Tripartite Alliance's Problems Can Be Traced Back To '94, Says Cronin

“There are hard lessons that the SACP and Cosatu need to learn from this period".

The SA Communist Party's Jeremy Cronin says the current deteriorating state of the tripartite alliance with the ANC can be traced all the way back to 1994.

Cronin, who is the former first deputy general secretary of the SACP and an ANC NEC member, said mistakes were made as far back as the dawn of South Africa's democracy -– mistakes that have effectively led the country to where it is now.

On Wednesday, the SACP supported its alliance partner, Cosatu, in a nationwide strike against state capture and corruption.

Thousands took to the streets, some echoing the calls for President Jacob Zuma to step down.

Cronin said back in 1994, there were many illusions.

"With the Mandela presidency itself, basically the struggle was largely over and that we were now sort of a normal society, turning into a normal world. That illusion was actively cultivated from outside, with speak about the rainbow nation and so forth," Cronin said.

"We did not press ahead with the necessary structural changes that were required. The key beneficiaries of that early period were actually big capital, big monopoly capital inside South Africa."

Cronin said government mistakenly implemented neoliberal policies and macroeconomic policies.

"We liberalised trade, we liberalised exchange controls and so forth. There was a massive outflow of capital from our country which had been penned in by sanctions in the '80s and early '90s," Cronin said.

"We lost control of key parts of the economy, we lost sovereign control over it."

Next came black economic empowerment (BEE).

"Not every South African benefited from being on a board of directors. There were limited spaces and that set up huge competition and rivalry between aspirant BEE elements," Cronin said.

"Part of the Zuma support in Polokwane [ANC national conference in 2007] was also coming from aspirant BEE or actual BEE people who were not in the inner circle of the Mbeki period. Those elements are behind a lot of what we are now seeing, the state capture, the looting of public resources and so on."

Cronin said the SACP's vision at Polokwane was not one of supporting Zuma.

"We didn't and still are not specifically supporting any particular candidate for the ANC's December conference. But many people said the SACP's body language back then, though it didn't pronounce formally, clearly showed support for Zuma," Cronin said.
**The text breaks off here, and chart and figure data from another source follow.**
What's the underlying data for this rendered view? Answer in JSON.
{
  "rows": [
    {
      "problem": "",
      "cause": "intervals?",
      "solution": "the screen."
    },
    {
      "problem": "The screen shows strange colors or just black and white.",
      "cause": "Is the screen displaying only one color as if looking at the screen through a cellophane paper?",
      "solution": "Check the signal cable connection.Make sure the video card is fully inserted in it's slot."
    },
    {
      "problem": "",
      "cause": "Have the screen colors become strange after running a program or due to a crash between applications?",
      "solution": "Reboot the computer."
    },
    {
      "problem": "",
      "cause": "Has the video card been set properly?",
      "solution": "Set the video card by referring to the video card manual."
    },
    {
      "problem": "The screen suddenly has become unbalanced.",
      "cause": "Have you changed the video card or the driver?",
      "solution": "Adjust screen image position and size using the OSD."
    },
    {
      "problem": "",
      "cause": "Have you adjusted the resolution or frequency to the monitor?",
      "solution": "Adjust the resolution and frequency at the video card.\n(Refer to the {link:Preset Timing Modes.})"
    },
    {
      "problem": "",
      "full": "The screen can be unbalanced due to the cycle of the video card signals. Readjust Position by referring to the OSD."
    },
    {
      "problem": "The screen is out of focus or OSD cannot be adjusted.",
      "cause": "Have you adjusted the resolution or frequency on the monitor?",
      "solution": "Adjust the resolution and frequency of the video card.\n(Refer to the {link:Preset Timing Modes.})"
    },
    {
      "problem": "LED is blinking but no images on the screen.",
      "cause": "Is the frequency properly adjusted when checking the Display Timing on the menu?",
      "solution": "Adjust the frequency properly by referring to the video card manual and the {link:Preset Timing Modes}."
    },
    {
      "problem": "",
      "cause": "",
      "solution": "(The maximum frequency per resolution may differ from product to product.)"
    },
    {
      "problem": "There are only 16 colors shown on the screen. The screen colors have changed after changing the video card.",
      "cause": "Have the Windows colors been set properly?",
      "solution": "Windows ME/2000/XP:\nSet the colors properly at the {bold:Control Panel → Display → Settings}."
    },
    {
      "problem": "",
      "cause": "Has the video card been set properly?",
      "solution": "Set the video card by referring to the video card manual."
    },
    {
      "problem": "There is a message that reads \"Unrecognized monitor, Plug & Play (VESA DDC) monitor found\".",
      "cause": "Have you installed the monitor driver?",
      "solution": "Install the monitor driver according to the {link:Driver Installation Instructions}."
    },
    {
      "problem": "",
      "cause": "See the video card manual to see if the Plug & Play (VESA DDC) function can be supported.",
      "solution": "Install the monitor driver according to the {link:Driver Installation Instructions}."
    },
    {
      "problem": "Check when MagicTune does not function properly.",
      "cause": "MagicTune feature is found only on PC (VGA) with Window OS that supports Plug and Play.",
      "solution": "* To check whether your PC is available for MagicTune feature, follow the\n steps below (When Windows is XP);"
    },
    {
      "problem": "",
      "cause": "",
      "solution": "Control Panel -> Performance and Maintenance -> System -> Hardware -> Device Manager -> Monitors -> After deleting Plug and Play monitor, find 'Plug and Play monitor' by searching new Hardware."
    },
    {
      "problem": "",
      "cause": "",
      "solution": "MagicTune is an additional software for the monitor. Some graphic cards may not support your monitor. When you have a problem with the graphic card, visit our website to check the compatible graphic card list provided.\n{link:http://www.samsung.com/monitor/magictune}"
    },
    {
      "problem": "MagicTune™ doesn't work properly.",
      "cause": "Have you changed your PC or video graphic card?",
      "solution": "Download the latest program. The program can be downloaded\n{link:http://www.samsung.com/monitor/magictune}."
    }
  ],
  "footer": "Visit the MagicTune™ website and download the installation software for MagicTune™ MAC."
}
"That had everything to do with a huge dissatisfaction, which was not just SACP dissatisfaction, in the role that Mbeki was playing in the ANC. It was a default position in supporting Zuma. Zuma also very actively courted both the unions and the SACP at that time and promised to behave very differently."

He said Mbeki, at the same time, was very actively marginalised by the SACP and Cosatu.

"There are hard lessons that the SACP and Cosatu need to learn from this period. Too much faith was placed in a presidential figure. That is why, as a party, we are not saying that we support this or that candidate for the forthcoming ANC national conference," Cronin said.

"We would like to see an ANC that emerges stronger, non-corrupt, and have principled, collective leadership."

Cosatu has called for Zuma's head to roll and has banned him from speaking at any of their events. It has instead thrown its weight behind Deputy President Cyril Ramaphosa for the ANC's next president.

At the same time, the SACP last month announced it planned to contest future elections –- although it would not say which election -– independently from the ANC.